The Myth, the legend

“The chief’s lovely daughter, our fair Jenny Watt, she lived and she loved in a beautiful dream.”

Several theories exist as to the true identity of our late Jenny. The verse above is an extract from a ‘lengthy ballad which gives one of the most romantic accounts of Jenny Watt’.

Herein Ms. Watt is cast as a noblewoman courted by a Gaelic chieftain, and lusted after by a ‘lecherous’ Viking - a battle ensues between both of the protagonist’s admirers, leaving the Irish Romero to a ‘sticky end’, whereby Jenny flees to a sea-cave near the foot of Strickland’s Glenn.
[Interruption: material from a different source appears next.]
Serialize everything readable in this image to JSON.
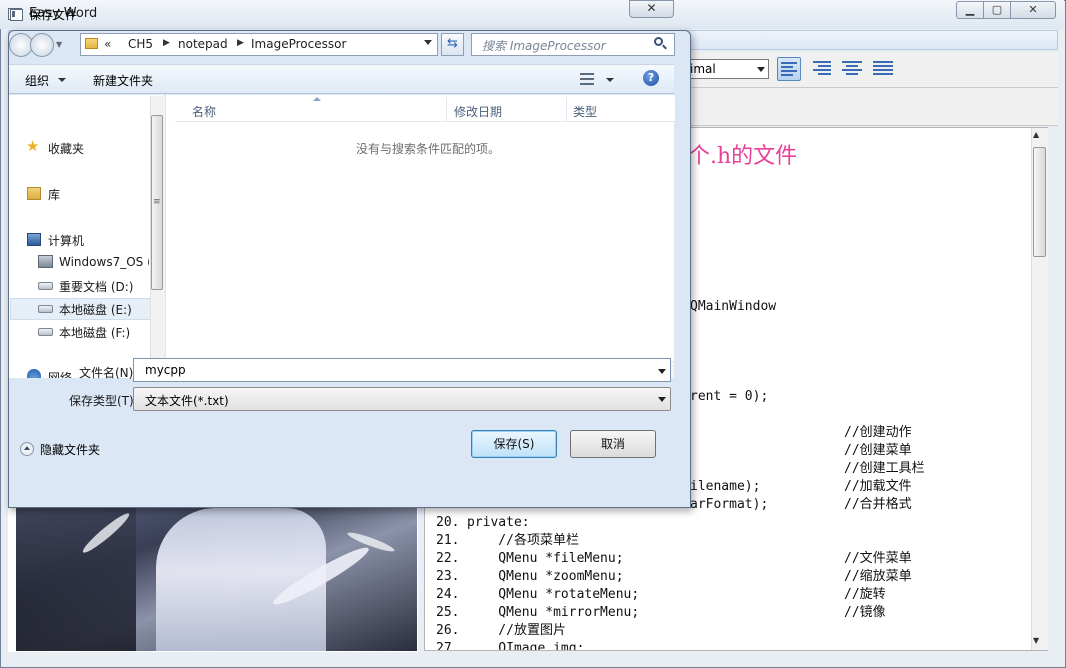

A more realistic alternative theory pits Jenny against the Crown alongside the United Irishmen in 1798 when a mass of Presbyterians throughout Ulster rose against the Monarchy. Relatively speaking, the feud centered on the district of Bangor and the Six Road Ends, where the deeds of Betsy Grey went into history.

Established in 1780 as a very unlicensed premises in a ‘couple of fisherman’s cottages’, the establishment then became ‘Johnson’s Public House’ before being changed again to ‘Old House at Home’ toward the end of the twentieth century when it was renamed to the renowned title it proudly sports today.